A Review on Acridines as Antiproliferative Agents

Aparna Baliwada; Kalirajan Rajagopal; Potlapati Varakumar; Kannan Raman; Gowramma Byran

doi:10.2174/1389557522666220511125744

A Review on Acridines as Antiproliferative Agents

Mini Rev Med Chem. 2022;22(21):2769-2798. doi: 10.2174/1389557522666220511125744.

Authors

Aparna Baliwada¹, Kalirajan Rajagopal¹, Potlapati Varakumar¹, Kannan Raman¹, Gowramma Byran¹

Affiliation

¹ Department of Pharmaceutical Chemistry, JSS College of Pharmacy (JSS Academy of Higher Education & Research) Ooty, The Nilgiris, Tamil Nadu, India.

PMID: 35546777
DOI: 10.2174/1389557522666220511125744

Abstract

Acridine derivatives have been thoroughly investigated and discovered to have multitarget qualities, inhibiting topoisomerase enzymes that regulate topological changes in DNA and interfering with DNA's vital biological function. This article discusses current progress in the realm of novel 9-substituted acridine heterocyclic compounds, including the structure and structure- activity connection of the most promising molecules. The IC₅₀ values of the new compounds against several human cancer cell lines will also be presented in the publication. The review also looks into the inhibition of topoisomerase by polycyclic aromatic compounds.

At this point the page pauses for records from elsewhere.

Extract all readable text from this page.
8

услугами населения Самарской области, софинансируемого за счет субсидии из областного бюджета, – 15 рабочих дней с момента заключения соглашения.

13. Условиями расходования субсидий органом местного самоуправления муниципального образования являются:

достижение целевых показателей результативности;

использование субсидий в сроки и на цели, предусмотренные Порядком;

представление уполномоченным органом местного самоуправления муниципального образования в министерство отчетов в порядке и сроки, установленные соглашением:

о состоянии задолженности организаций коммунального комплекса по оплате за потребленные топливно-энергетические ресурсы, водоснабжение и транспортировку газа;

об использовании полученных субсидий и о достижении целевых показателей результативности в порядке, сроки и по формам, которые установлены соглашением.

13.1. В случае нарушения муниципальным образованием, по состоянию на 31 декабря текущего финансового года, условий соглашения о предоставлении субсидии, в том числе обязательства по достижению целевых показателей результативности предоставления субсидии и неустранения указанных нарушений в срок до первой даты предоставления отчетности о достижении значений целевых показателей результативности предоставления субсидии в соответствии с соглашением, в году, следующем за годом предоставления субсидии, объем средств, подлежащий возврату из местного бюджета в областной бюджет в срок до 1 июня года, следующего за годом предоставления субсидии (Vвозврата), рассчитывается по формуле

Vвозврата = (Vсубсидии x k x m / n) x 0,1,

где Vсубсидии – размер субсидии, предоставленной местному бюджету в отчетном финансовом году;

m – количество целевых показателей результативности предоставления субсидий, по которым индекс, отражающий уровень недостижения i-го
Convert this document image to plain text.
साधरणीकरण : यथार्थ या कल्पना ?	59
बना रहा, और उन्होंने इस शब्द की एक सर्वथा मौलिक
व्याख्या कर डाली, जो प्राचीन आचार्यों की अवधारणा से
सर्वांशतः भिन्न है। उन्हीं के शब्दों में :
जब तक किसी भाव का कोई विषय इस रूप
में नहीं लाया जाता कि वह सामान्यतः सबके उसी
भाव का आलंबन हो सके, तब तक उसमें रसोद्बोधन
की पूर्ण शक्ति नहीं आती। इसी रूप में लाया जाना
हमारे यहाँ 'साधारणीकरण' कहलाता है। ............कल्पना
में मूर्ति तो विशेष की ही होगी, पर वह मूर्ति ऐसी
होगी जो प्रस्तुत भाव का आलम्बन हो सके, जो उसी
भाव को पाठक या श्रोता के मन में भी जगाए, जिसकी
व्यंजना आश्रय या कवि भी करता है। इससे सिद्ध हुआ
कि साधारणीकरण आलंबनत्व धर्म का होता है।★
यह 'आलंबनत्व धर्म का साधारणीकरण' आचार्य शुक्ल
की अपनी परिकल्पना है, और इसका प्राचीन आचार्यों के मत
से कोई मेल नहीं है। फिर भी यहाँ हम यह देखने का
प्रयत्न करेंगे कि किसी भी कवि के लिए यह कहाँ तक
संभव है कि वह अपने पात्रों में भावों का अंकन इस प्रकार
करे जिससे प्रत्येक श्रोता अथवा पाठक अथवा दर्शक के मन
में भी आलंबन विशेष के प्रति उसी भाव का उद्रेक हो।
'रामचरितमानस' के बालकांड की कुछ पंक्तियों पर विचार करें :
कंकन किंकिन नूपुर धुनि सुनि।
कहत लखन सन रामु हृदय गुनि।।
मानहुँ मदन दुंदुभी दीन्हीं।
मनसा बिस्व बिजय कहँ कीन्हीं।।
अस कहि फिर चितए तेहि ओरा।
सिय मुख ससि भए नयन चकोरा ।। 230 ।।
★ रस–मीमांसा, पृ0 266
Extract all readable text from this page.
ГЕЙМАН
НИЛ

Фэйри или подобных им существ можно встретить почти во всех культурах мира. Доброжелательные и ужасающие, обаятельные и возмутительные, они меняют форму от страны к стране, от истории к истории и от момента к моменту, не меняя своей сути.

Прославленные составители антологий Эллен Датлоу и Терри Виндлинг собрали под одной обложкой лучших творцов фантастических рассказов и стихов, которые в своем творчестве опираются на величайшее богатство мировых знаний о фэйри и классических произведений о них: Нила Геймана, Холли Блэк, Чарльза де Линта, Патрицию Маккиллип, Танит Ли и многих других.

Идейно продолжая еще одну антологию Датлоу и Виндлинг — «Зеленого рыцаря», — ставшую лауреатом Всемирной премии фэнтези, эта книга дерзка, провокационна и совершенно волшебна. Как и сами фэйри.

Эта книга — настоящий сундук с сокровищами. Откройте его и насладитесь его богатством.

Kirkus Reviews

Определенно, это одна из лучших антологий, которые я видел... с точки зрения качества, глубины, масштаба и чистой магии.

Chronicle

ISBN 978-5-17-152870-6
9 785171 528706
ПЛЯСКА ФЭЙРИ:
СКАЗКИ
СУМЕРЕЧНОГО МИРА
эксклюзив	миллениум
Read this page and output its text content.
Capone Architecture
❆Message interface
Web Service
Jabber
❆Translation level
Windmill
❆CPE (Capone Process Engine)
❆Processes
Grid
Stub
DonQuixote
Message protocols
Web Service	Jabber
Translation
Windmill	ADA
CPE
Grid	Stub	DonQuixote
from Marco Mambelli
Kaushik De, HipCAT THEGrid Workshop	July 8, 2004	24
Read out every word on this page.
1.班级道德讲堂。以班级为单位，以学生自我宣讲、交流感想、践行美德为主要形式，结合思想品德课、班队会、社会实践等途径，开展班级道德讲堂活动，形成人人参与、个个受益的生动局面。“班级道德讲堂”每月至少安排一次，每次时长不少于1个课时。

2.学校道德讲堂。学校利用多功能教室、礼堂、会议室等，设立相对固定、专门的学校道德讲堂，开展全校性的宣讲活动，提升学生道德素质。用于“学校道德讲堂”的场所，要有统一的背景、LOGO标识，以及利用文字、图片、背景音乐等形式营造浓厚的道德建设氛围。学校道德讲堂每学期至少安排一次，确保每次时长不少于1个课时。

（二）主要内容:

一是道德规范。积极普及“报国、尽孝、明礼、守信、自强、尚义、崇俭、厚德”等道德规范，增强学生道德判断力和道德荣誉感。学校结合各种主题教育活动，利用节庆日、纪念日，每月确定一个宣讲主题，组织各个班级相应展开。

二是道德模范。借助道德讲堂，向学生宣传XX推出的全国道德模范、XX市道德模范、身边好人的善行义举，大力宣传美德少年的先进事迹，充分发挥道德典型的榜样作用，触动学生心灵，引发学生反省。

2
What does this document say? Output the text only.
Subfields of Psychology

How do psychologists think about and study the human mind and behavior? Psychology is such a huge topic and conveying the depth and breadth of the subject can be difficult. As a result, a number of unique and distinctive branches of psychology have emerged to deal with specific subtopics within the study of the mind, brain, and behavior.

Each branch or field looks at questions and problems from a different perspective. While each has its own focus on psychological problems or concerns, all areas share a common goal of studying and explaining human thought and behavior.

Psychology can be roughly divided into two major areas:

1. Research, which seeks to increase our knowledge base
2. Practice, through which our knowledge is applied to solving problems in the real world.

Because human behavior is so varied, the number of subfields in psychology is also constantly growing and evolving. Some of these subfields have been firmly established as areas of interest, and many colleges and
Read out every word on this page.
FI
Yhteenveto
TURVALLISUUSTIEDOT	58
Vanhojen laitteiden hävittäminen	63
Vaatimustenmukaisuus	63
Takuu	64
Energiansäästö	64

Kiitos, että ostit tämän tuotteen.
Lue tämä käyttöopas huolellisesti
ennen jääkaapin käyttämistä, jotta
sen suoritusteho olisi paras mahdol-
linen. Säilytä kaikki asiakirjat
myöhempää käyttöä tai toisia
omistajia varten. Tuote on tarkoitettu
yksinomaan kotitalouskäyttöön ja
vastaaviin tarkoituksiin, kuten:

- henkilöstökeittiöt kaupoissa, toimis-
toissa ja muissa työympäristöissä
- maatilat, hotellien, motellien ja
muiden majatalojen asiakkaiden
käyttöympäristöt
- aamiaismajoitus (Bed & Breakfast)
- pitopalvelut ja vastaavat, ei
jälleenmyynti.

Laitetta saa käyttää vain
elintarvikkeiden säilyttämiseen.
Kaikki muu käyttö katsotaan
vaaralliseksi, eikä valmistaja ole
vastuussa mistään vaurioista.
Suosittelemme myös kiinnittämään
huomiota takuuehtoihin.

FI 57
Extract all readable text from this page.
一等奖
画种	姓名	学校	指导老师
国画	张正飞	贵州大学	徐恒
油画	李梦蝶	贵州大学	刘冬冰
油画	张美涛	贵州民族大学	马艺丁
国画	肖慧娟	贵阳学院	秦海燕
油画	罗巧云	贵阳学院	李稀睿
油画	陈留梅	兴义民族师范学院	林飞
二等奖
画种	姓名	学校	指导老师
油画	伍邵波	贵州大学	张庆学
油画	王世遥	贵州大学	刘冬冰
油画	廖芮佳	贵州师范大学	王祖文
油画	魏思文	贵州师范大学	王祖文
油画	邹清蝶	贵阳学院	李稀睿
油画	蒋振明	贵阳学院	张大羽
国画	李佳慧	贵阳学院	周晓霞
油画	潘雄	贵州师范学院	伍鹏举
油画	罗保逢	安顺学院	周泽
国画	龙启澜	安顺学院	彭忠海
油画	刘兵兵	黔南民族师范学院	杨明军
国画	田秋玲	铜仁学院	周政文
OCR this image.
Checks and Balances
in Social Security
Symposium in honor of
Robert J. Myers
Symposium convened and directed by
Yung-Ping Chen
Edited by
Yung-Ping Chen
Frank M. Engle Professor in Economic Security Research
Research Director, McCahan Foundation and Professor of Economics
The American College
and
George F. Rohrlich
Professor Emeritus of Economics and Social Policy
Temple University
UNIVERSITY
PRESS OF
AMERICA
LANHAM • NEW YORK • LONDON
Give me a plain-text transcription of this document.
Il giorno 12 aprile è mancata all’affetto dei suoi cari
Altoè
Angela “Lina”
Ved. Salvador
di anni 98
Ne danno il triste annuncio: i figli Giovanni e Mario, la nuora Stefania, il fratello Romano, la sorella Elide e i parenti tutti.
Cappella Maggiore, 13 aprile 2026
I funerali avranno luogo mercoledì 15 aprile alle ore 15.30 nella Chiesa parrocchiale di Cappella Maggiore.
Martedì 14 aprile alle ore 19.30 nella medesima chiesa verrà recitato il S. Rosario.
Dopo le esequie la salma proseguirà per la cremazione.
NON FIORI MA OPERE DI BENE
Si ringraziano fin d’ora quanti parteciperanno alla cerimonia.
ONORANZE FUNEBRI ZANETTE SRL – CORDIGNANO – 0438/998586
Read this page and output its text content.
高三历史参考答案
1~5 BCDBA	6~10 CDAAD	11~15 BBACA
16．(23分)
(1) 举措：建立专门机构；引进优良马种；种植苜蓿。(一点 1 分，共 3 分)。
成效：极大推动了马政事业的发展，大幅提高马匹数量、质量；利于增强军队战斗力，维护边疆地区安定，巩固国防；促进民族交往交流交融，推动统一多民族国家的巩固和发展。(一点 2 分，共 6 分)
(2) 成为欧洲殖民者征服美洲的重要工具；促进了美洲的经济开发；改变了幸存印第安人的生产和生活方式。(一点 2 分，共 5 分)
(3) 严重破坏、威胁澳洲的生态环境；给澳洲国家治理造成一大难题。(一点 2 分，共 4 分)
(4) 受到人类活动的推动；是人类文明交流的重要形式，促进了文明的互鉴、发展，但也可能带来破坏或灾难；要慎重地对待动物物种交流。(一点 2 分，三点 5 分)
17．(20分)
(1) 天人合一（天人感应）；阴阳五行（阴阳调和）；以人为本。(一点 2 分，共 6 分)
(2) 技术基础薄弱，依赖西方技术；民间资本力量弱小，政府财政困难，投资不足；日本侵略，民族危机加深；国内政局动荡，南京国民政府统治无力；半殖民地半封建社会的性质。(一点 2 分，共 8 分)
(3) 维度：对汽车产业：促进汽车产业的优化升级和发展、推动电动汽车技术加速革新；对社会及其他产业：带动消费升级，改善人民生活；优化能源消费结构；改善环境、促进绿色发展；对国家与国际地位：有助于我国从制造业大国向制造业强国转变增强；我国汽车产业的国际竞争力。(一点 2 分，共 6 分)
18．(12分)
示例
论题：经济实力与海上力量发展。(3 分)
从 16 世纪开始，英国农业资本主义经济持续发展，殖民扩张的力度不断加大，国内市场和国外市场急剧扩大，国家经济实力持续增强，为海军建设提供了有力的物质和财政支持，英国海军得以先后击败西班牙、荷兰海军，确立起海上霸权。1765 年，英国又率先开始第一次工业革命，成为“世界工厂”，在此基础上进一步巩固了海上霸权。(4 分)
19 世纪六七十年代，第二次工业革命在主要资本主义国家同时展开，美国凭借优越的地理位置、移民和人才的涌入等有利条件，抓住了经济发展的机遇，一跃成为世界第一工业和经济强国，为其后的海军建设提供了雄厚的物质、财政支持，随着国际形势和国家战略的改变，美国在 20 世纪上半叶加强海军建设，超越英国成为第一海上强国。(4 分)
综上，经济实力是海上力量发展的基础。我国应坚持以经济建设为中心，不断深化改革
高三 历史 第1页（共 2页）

Background: Acridine rings can be found in molecules used in many different areas, including industry and medicine. Nowadays, acridines with anti-bacterial activity are of research interest due to decreasing bacterial resistance. Some acridine derivatives showed antimalarial or antiviral activity. Acridine derivatives were also investigated for anti-tumor activity due to the interaction with topoisomerase II and DNA base pairs. Considering these possible uses of acridine derivatives, this work overviewed all significant structure performances for the specific action of these compounds.

Objective: The objective of this study is to review the activity of acridines as anti-proliferative agents.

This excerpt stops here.